Hives, or urticaria, are uncomfortable skin symptoms that may occur during pregnancy. The condition may arise for reasons such as an allergic reaction to a food or medication, or as an immune-system phenomenon. Hives appear most often when a substance called histamine is released as mast cells or related basophils, a type of white blood cell, become more active in the blood stream. When hives are not the result of an allergy during pregnancy, the pregnant mother's hormones may be responsible for the outbreak. Hives are not dangerous to the mother or baby, but they can be quite debilitating from the constant itching.

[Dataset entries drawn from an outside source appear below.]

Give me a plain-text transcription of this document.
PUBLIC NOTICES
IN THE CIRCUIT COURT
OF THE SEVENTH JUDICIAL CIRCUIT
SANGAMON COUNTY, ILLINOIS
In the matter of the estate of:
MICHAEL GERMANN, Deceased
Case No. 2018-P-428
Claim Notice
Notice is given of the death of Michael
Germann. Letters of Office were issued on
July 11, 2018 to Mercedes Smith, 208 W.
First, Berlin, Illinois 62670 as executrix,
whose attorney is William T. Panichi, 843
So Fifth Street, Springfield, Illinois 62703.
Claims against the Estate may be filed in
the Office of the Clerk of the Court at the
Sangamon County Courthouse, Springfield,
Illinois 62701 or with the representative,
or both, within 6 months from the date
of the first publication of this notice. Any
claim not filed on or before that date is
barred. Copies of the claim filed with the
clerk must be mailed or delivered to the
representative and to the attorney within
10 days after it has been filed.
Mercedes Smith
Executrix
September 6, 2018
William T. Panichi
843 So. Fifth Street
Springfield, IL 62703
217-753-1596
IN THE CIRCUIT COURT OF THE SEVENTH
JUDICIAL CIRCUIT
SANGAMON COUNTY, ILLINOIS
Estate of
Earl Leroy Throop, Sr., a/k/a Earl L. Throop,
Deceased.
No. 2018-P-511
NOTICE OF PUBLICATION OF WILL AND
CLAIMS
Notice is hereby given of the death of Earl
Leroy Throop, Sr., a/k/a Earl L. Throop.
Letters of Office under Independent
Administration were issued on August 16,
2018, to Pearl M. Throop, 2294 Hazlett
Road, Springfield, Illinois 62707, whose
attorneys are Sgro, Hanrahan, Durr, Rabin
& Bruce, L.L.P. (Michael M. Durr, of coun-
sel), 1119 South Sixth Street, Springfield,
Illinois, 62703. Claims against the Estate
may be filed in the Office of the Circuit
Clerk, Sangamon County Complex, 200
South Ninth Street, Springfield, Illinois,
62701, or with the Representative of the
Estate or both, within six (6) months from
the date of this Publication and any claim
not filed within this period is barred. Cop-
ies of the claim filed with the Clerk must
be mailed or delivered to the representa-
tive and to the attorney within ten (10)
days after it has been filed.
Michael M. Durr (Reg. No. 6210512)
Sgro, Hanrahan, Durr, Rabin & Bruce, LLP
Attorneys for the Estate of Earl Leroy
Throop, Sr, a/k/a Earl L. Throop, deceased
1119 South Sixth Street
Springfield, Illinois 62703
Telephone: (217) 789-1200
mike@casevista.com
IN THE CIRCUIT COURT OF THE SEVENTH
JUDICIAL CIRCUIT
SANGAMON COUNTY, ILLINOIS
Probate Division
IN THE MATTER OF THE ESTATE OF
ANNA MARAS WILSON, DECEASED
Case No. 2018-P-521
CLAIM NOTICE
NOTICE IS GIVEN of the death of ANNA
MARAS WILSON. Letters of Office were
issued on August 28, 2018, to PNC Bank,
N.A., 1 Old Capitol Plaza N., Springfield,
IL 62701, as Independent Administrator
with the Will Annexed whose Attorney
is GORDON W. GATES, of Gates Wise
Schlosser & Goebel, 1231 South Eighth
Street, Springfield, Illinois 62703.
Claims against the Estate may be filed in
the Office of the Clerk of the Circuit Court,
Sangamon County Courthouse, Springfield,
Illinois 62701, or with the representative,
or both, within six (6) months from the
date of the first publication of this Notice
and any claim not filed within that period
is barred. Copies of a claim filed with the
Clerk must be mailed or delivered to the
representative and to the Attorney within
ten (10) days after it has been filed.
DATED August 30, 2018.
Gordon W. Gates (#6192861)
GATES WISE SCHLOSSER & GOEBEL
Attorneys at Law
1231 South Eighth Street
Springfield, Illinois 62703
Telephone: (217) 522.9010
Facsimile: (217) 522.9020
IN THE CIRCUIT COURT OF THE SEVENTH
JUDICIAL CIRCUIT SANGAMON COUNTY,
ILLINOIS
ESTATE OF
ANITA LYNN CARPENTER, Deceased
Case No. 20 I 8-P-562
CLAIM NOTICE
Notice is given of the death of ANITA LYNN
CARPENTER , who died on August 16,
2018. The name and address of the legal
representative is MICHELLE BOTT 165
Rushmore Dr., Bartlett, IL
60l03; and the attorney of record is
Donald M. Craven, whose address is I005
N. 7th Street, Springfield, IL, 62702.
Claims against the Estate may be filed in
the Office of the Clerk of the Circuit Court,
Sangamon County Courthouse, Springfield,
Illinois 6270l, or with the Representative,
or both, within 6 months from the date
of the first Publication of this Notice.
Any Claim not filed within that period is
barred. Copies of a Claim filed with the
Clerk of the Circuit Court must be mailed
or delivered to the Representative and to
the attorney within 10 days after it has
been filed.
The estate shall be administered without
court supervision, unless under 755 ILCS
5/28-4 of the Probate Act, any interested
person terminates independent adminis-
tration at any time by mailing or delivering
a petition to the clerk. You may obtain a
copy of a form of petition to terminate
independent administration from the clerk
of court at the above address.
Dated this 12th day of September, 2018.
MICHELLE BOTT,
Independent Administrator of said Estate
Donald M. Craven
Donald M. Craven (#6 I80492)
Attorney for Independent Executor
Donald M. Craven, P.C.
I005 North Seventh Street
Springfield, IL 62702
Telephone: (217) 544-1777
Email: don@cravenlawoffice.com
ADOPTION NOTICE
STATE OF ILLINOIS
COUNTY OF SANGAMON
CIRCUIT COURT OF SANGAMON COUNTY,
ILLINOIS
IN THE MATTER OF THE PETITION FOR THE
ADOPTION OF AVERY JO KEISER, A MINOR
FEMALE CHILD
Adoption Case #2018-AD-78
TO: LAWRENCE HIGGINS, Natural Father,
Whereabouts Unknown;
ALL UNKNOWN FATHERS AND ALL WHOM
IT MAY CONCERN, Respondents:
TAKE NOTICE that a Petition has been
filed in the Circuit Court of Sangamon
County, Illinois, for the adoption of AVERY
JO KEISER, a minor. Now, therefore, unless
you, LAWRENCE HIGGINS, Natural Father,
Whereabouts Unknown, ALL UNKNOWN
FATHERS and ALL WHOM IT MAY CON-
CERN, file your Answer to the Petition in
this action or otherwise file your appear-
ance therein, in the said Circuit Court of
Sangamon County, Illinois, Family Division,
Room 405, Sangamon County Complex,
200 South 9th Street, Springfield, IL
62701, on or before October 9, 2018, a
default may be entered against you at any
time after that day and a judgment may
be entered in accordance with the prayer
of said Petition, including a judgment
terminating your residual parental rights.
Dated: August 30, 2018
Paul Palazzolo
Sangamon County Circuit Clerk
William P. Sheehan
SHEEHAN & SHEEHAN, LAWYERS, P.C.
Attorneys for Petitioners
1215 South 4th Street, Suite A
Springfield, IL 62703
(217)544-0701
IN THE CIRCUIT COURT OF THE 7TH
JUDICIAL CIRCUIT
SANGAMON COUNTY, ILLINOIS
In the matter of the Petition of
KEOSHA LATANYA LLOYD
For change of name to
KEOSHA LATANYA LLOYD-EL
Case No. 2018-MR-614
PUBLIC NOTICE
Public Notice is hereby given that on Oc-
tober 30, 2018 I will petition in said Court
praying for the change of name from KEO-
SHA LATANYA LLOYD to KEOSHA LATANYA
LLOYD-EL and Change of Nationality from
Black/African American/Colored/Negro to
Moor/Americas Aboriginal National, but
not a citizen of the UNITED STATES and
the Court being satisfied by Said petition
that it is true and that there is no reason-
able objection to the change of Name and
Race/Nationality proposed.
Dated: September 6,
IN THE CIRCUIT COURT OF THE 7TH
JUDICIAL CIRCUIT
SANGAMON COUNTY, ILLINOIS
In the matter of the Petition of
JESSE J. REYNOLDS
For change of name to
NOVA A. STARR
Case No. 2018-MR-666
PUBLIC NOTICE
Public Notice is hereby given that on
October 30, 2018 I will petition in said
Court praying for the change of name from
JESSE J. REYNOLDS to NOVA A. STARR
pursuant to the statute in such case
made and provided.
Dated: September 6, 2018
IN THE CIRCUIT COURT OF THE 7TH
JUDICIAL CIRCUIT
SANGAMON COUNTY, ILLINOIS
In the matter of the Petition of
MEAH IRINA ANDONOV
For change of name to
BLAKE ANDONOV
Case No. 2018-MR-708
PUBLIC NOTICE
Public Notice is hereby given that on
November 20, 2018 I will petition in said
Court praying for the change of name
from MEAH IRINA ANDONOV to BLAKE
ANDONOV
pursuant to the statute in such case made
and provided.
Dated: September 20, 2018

Hives look like raised red or pale-colored welts on the skin. They cause severe itching and can migrate from area to area over the course of time. They may even be accompanied by localized swelling, called angioedema. A doctor should always evaluate the appearance of the hives to distinguish them from other pregnancy-associated rashes such as autoimmune progesterone dermatitis of pregnancy and pruritic urticarial papules and plaques of pregnancy, or PUPPS. An allergist or immunologist may be called on to perform allergy testing, if needed, to help determine the cause.
Pregnancy-associated hives are usually easily managed with over-the-counter antihistamines. Your doctor may suggest diphenhydramine, sold as Benadryl; loratidine, known as Claritin; or cetirizine, sold as Zyrtec. Occasionally, more aggressive treatment may be necessary to control and eliminate the symptoms. It is always best to make sure your obstetrician is aware of your hives and of any medications that you may be taking to treat them.